No matéis a Caín y otros alegatos acerca del buen morir
El Código Eutanásico no cumple las expectativas
La lectura atenta de No matéis a Caín revela una clara intención: que la muerte deje de “significar” y “significarse”, se propone que sea la gran abstracción, la combinación perdedora en un azar de frecuencias donde los biorritmos siempre irán por delante, una lucha titánica desplazada desde la arena de la supervivencia a un roquedal donde vivir ya será curtirse para aprender a morir, porque la aspiración ya no será la “gran salud” que reclamaba Nietzsche, sino codificar en la voluntad la muerte como un quiste benigno; la gran conquista será la de enervar su concepto trágico e instalarla como un chip en nuestros itinerarios, hasta hacerla silente y asintomática, dejar que crezca en nuestro interior y sentirla como algo “propio”, como pedía Rilke, haciendo equilibrios y aspavientos sobre las manecillas de nuestro reloj biológico, hasta que rebose por la boca manifestándose como un sencillo esputo. El último.
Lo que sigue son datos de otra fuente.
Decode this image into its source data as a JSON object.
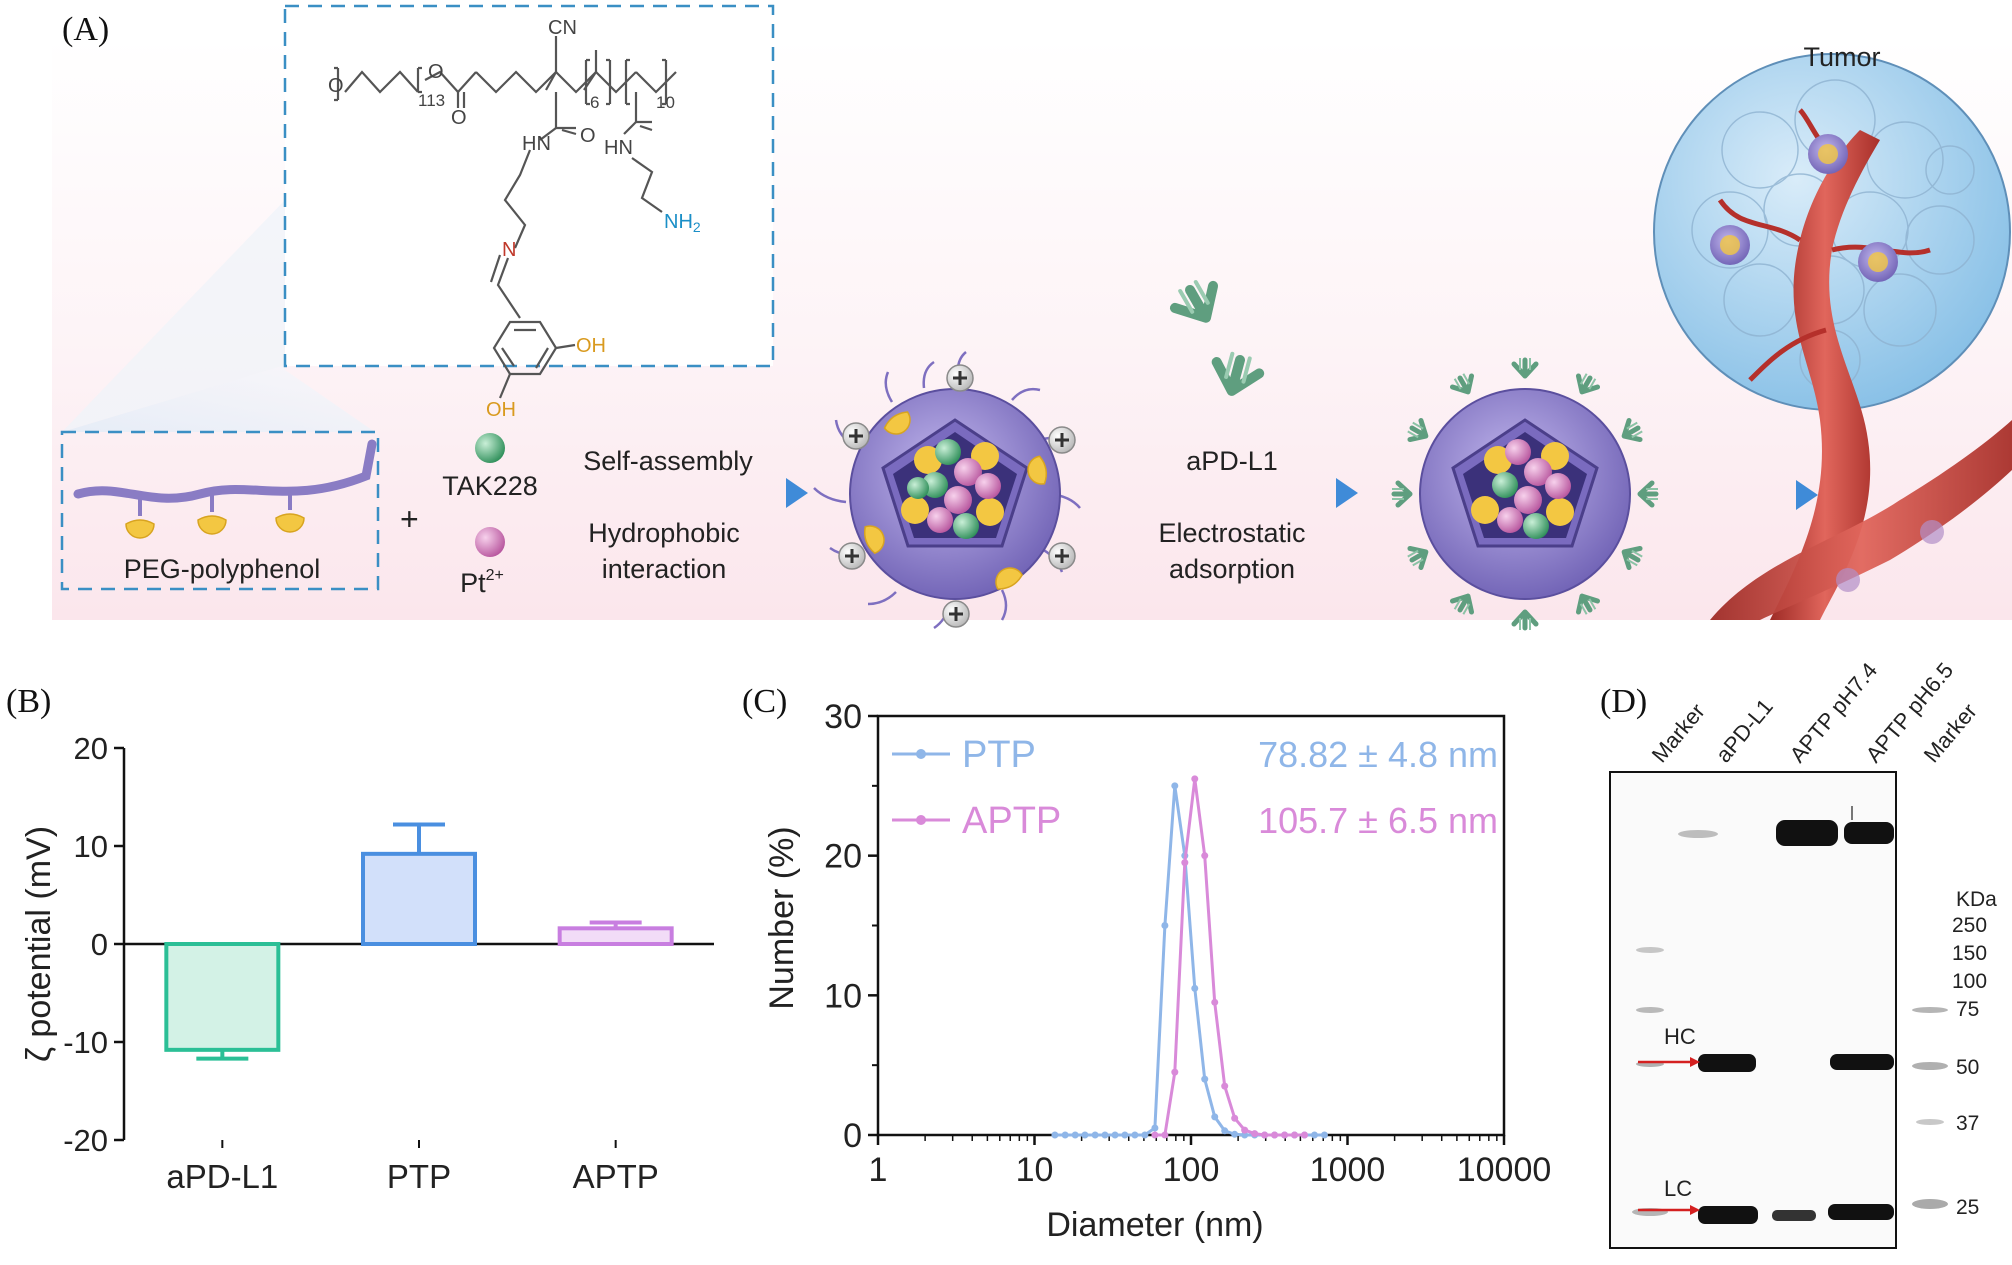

Este libro es una alabanza al “buen morir”, pero semejante verso contiene dos hemistiquios antagónicos, porque la conciencia de morir no tiene nada de bueno, salvo si se conecta a la idea de “fuga” y ésta con los conceptos de dolor y displacer; pero si los erradicamos, desprotegemos al moribundo frente al hecho brutal de la muerte, le dejamos sin su estrategia de retaguardia, sin la necesidad instintiva de evasión, así que ahí ya tenemos un conflicto. Sólo una racionalidad legisladora de esa BioPolítica de la que hablan los autores puede unificar esa polaridad casi irrebatible entre muerte y dolor.